Mais le bus dans lequel je me trouvais était vieux, il allait falloir que je reste sur la route pendant au moins quatre heures.

À ce moment-là, mon téléphone a vibré, et j’ai vu dans le chat de groupe que Léo et Anne interagissaient de manière intime.

Léo a envoyé un garçon cartoon lançant un baiser, et Anne a rapidement répondu avec un lapin rougissant et timide. Il a envoyé un voleur de cœur, et elle a répondu par un petit personnage se tenant la main avec « tu m’as déjà capturée ».

Chaque image animée était remplie de bulles sucrées, montrant une intimité tacite.

Mon regard a balayé leur conversation à propos du nouveau bar qu’ils avaient mentionné, un lieu secret où ils étaient allés ensemble la nuit dernière.

J’ai essayé de saisir le fil de la conversation.

« Ce bar permet-il de voir toute la vue sur le fleuve ? Il doit être très populaire, non ? »

Ma phrase n’a reçu aucune réponse et est restée suspendue, toute seule.

Le prochain emoji de Léo est immédiatement apparu.

C’était un petit chien tournant autour d’un petit chat, avec la légende « Je tourne autour de toi ».

Anne a répondu avec un emoji de rire en se couvrant la bouche.

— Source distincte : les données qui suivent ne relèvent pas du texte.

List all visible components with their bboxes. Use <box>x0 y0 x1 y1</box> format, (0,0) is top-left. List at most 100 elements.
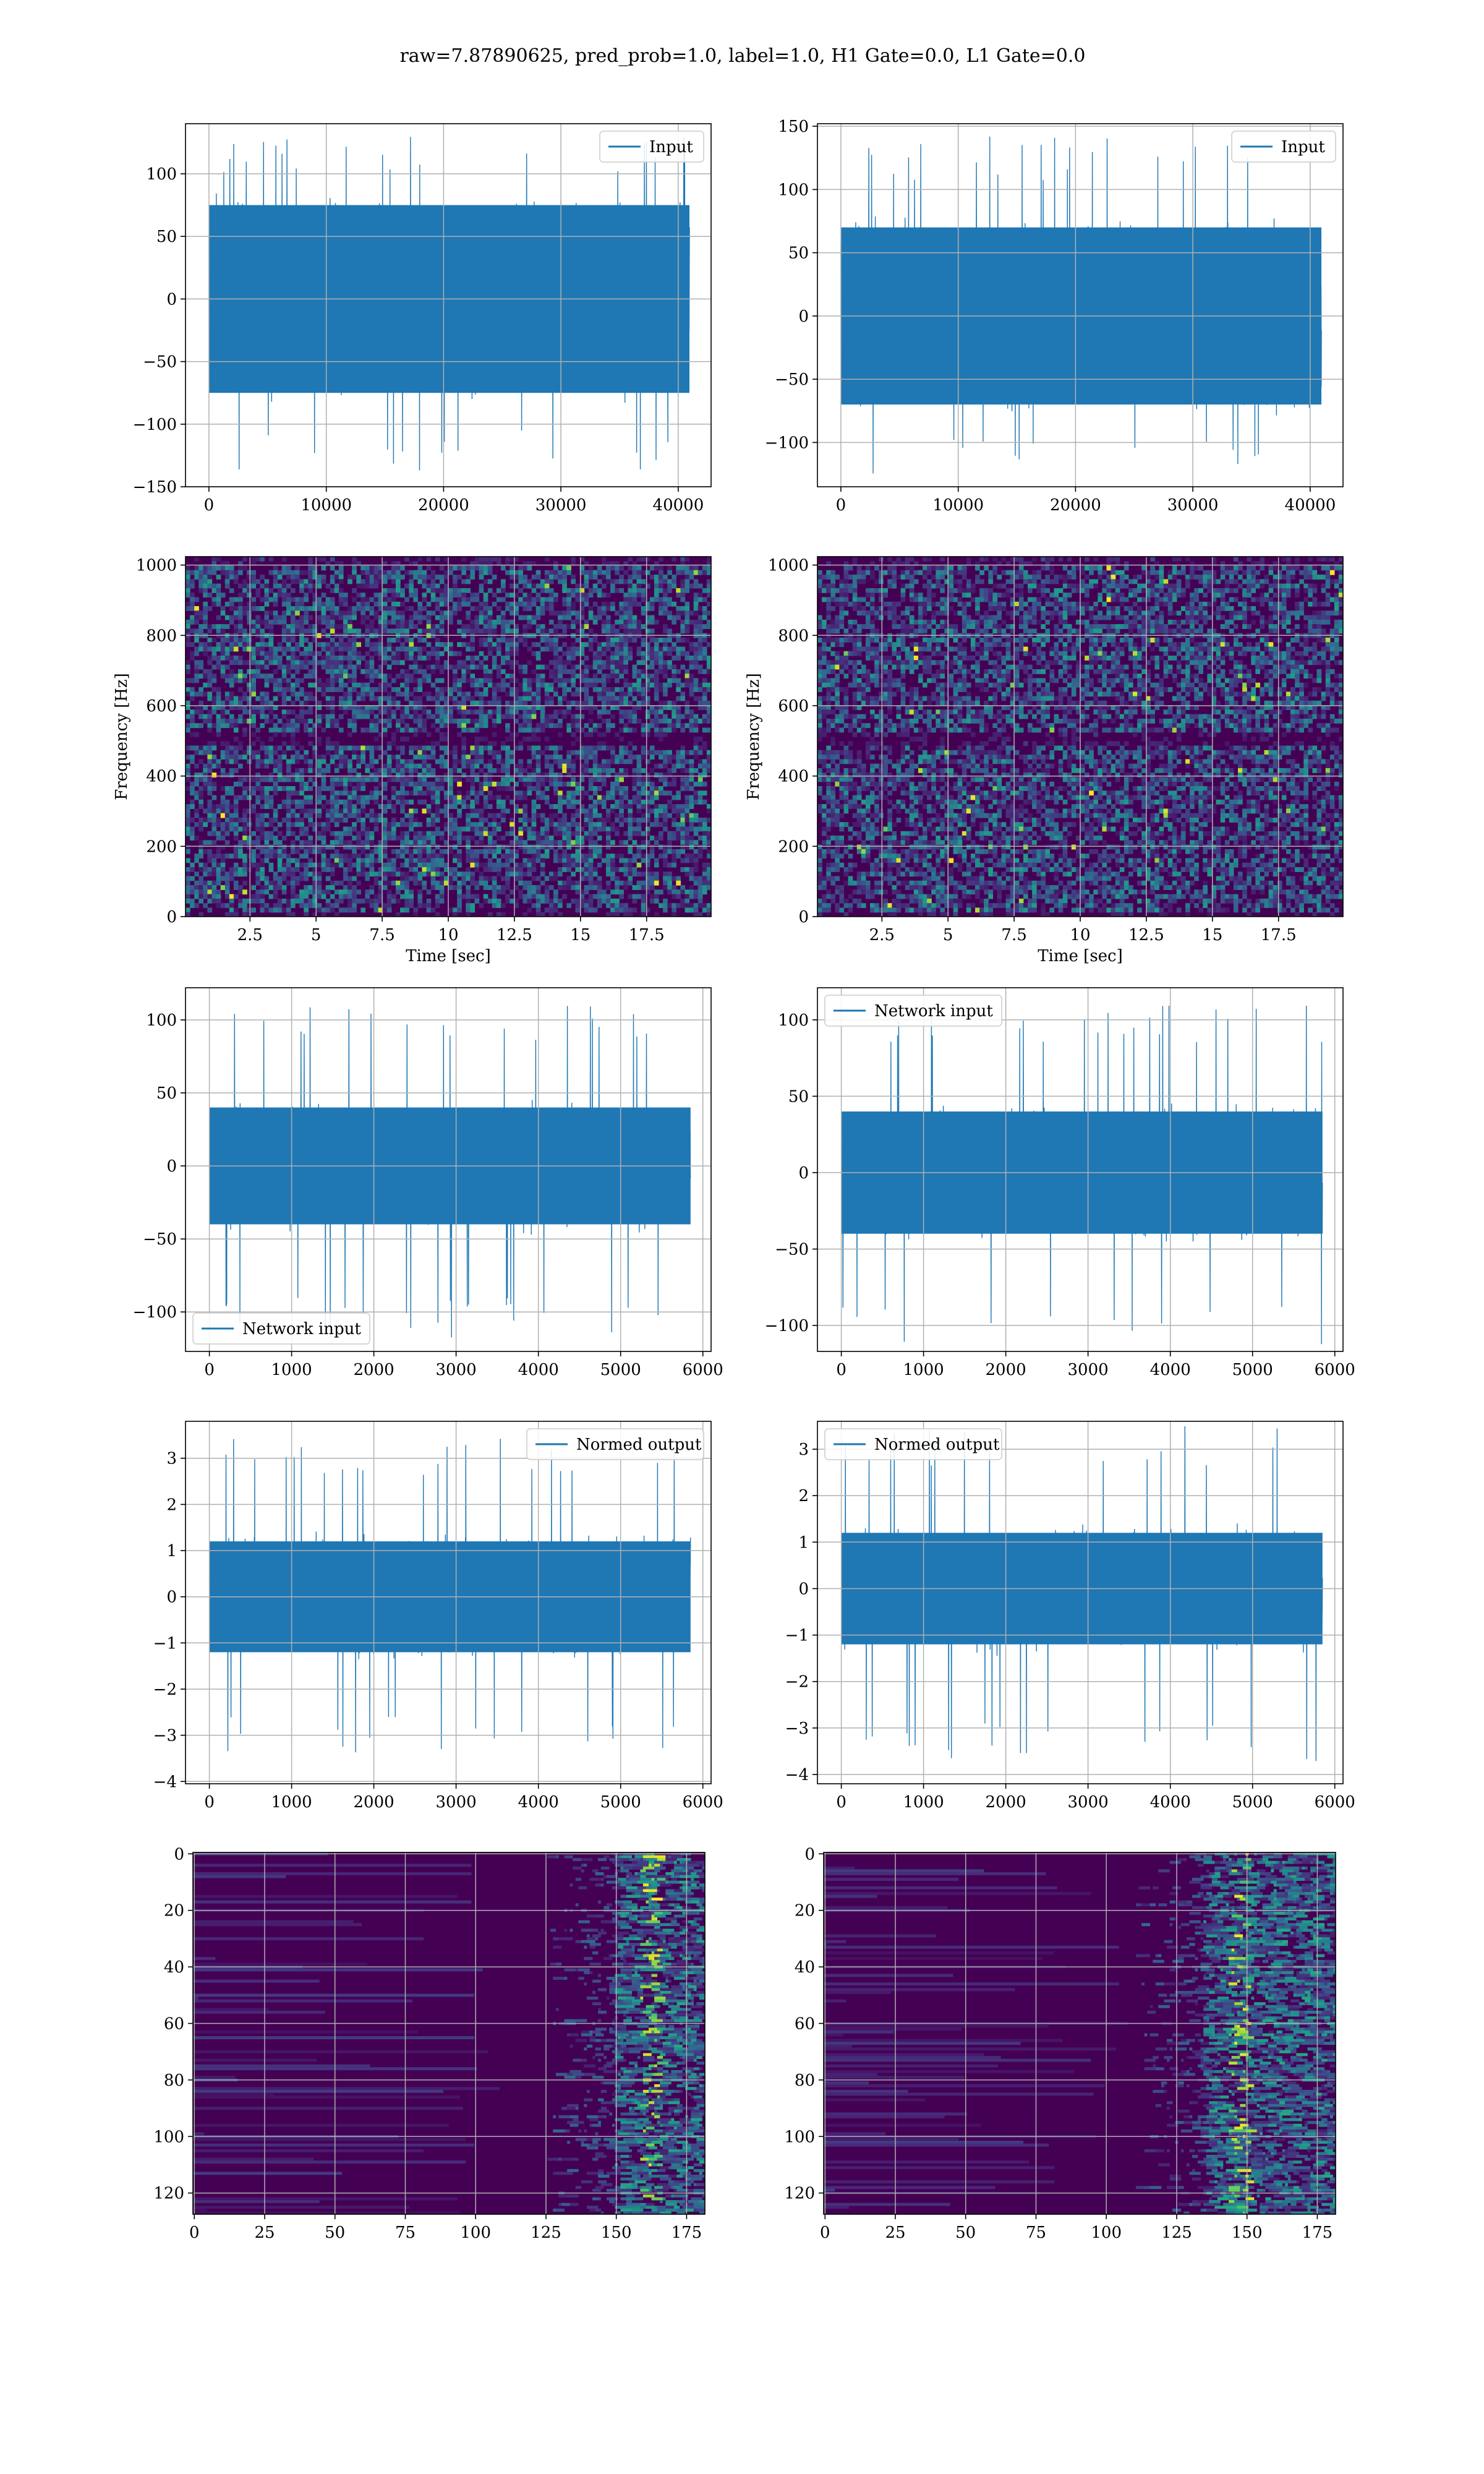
h1-spectrogram-cell <box>391 795 396 800</box>
h1-spectrogram-cell <box>260 745 265 751</box>
h1-spectrogram-cell <box>348 678 352 683</box>
h1-spectrogram-cell <box>378 894 383 899</box>
h1-spectrogram-cell <box>575 799 581 805</box>
h1-spectrogram-cell <box>186 871 190 877</box>
h1-spectrogram-cell <box>224 741 230 747</box>
h1-spectrogram-cell <box>356 575 361 580</box>
h1-spectrogram-cell <box>343 619 348 625</box>
h1-spectrogram-cell <box>470 786 475 791</box>
h1-spectrogram-cell <box>492 750 497 755</box>
h1-spectrogram-cell <box>514 691 519 697</box>
h1-spectrogram-cell <box>597 646 602 652</box>
h1-spectrogram-cell <box>207 565 213 571</box>
h1-spectrogram-cell <box>365 898 370 904</box>
h1-spectrogram-cell <box>566 799 571 805</box>
h1-spectrogram-cell <box>308 570 313 575</box>
h1-spectrogram-cell <box>522 790 528 796</box>
h1-spectrogram-cell <box>571 678 576 683</box>
h1-spectrogram-cell <box>207 786 213 791</box>
h1-spectrogram-cell <box>216 763 221 769</box>
h1-spectrogram-cell <box>588 840 594 845</box>
h1-spectrogram-cell <box>343 876 348 881</box>
h1-spectrogram-cell <box>535 597 541 602</box>
h1-spectrogram-cell <box>386 619 392 625</box>
h1-spectrogram-cell <box>417 854 423 859</box>
h1-spectrogram-cell <box>238 898 243 904</box>
h1-spectrogram-cell <box>439 709 445 715</box>
h1-spectrogram-cell <box>548 570 554 575</box>
h1-spectrogram-cell <box>461 727 466 733</box>
h1-spectrogram-cell <box>422 669 427 674</box>
h1-spectrogram-cell <box>400 593 405 598</box>
h1-spectrogram-cell <box>211 570 217 575</box>
h1-spectrogram-cell <box>386 656 392 661</box>
h1-spectrogram-cell <box>386 674 392 679</box>
h1-spectrogram-cell <box>308 557 313 562</box>
h1-spectrogram-cell <box>558 826 563 832</box>
h1-spectrogram-cell <box>304 907 309 913</box>
h1-spectrogram-cell <box>435 727 440 733</box>
h1-spectrogram-cell <box>619 727 624 733</box>
h1-spectrogram-cell <box>251 808 256 814</box>
h1-spectrogram-cell <box>527 561 532 567</box>
h1-spectrogram-cell <box>216 867 221 872</box>
h1-spectrogram-cell <box>461 745 466 751</box>
h1-spectrogram-cell <box>483 606 488 611</box>
h1-spectrogram-cell <box>224 808 230 814</box>
h1-spectrogram-cell <box>281 727 287 733</box>
h1-spectrogram-cell <box>352 682 357 688</box>
h1-spectrogram-cell <box>211 818 217 823</box>
h1-spectrogram-cell <box>540 912 545 917</box>
h1-spectrogram-cell <box>527 836 532 841</box>
h1-spectrogram-cell <box>338 682 344 688</box>
h1-spectrogram-cell <box>247 709 252 715</box>
h1-spectrogram-cell <box>404 723 409 729</box>
h1-spectrogram-cell <box>535 790 541 796</box>
h1-spectrogram-cell <box>548 723 554 729</box>
h1-spectrogram-cell <box>535 705 541 710</box>
h1-spectrogram-cell <box>238 619 243 625</box>
h1-spectrogram-cell <box>207 790 213 796</box>
h1-spectrogram-cell <box>291 790 296 796</box>
h1-spectrogram-cell <box>592 583 598 589</box>
h1-spectrogram-cell <box>483 619 488 625</box>
h1-spectrogram-cell <box>369 750 375 755</box>
h1-spectrogram-cell <box>413 836 418 841</box>
h1-spectrogram-cell <box>356 889 361 895</box>
h1-spectrogram-cell <box>457 575 462 580</box>
h1-spectrogram-cell <box>558 682 563 688</box>
h1-spectrogram-cell <box>439 691 445 697</box>
h1-spectrogram-cell <box>619 737 624 742</box>
h1-spectrogram-cell <box>203 781 208 787</box>
h1-spectrogram-cell <box>386 889 392 895</box>
h1-spectrogram-cell <box>304 876 309 881</box>
h1-spectrogram-cell <box>330 741 335 747</box>
h1-spectrogram-cell <box>601 682 607 688</box>
h1-spectrogram-cell <box>251 755 256 760</box>
h1-spectrogram-cell <box>207 575 213 580</box>
h1-spectrogram-cell <box>483 565 488 571</box>
h1-spectrogram-cell <box>264 593 270 598</box>
h1-spectrogram-cell <box>396 691 401 697</box>
h1-spectrogram-cell <box>308 669 313 674</box>
h1-spectrogram-cell <box>527 831 532 836</box>
h1-spectrogram-cell <box>369 646 375 652</box>
h1-spectrogram-cell <box>505 656 510 661</box>
h1-spectrogram-cell <box>435 867 440 872</box>
h1-spectrogram-cell <box>229 656 234 661</box>
h1-spectrogram-cell <box>597 903 602 909</box>
h1-spectrogram-cell <box>330 575 335 580</box>
h1-spectrogram-cell <box>365 660 370 666</box>
h1-spectrogram-cell <box>514 696 519 701</box>
h1-spectrogram-cell <box>247 826 252 832</box>
h1-spectrogram-cell <box>365 763 370 769</box>
l1-input-legend-label: Input <box>1281 138 1325 156</box>
h1-spectrogram-cell <box>369 691 375 697</box>
h1-spectrogram-cell <box>527 790 532 796</box>
h1-spectrogram-cell <box>386 836 392 841</box>
h1-spectrogram-cell <box>299 777 304 782</box>
h1-spectrogram-cell <box>260 628 265 634</box>
h1-spectrogram-cell <box>386 642 392 648</box>
h1-spectrogram-cell <box>470 727 475 733</box>
h1-spectrogram-cell <box>382 903 388 909</box>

Ils ont recommencé à parler du cocktail qu’Anne avait préparé hier, et de la gêne de Léo qui avait failli le renverser.

Ils ont même commencé à parler de blagues que seuls eux comprenaient.

J’ai relâché mon téléphone brûlant, et mon désir de m’intégrer a complètement refroidi.

Je me suis sentie comme une goutte d’huile dans l’eau, malgré tous mes efforts, je ne pouvais pas m’intégrer dans la vie de Léo.

J’ai regardé par la fenêtre, les larmes coulant goutte à goutte sur mes joues.

Après être descendue du bus, Léo m’a appelée, me demandant de ne pas m’éloigner de l’arrêt, qu’il viendrait vite me chercher.

Le soleil brûlant au-dessus de ma tête m’aveuglait, je ne pouvais que lui dire de venir rapidement, sinon j’allais risquer un coup de chaleur.

J’ai parié s’il pourrait laisser Anne de côté pour venir me chercher.

Cette fois, c’était mon dernier effort pour sauver mon mariage.

Léo a accepté et a raccroché.

Je suis restée sous l’arbre, mais le soleil continuait à me percer de ses rayons ardents à travers les fissures.

Les aiguilles de ma montre ont tourné encore et encore, mais Léo ne s’est toujours pas montré.

Ma peau me faisait mal sous le soleil, ma gorge était si sèche qu’elle semblait se déchirer, toute la nourriture était dans la voiture de Léo et je n’avais même pas une bouteille d’eau près de moi.

J’étais étourdie et je voulais sortir mon téléphone pour le relancer.

Je ne m’attendais pas à ce que ses amis publient tant de photos de Léo et d’Anne se comportant de manière intime dans le groupe.

Mes doigts tremblaient tandis que je cliquais inconsciemment sur la vidéo.

L’écran montrait des rires et des sourires, la table ne contenant plus que des restes.

Le gâteau d’anniversaire que j’avais réservé un mois à l’avance était en train d’être distribué en dessert à Anne et à sa fille.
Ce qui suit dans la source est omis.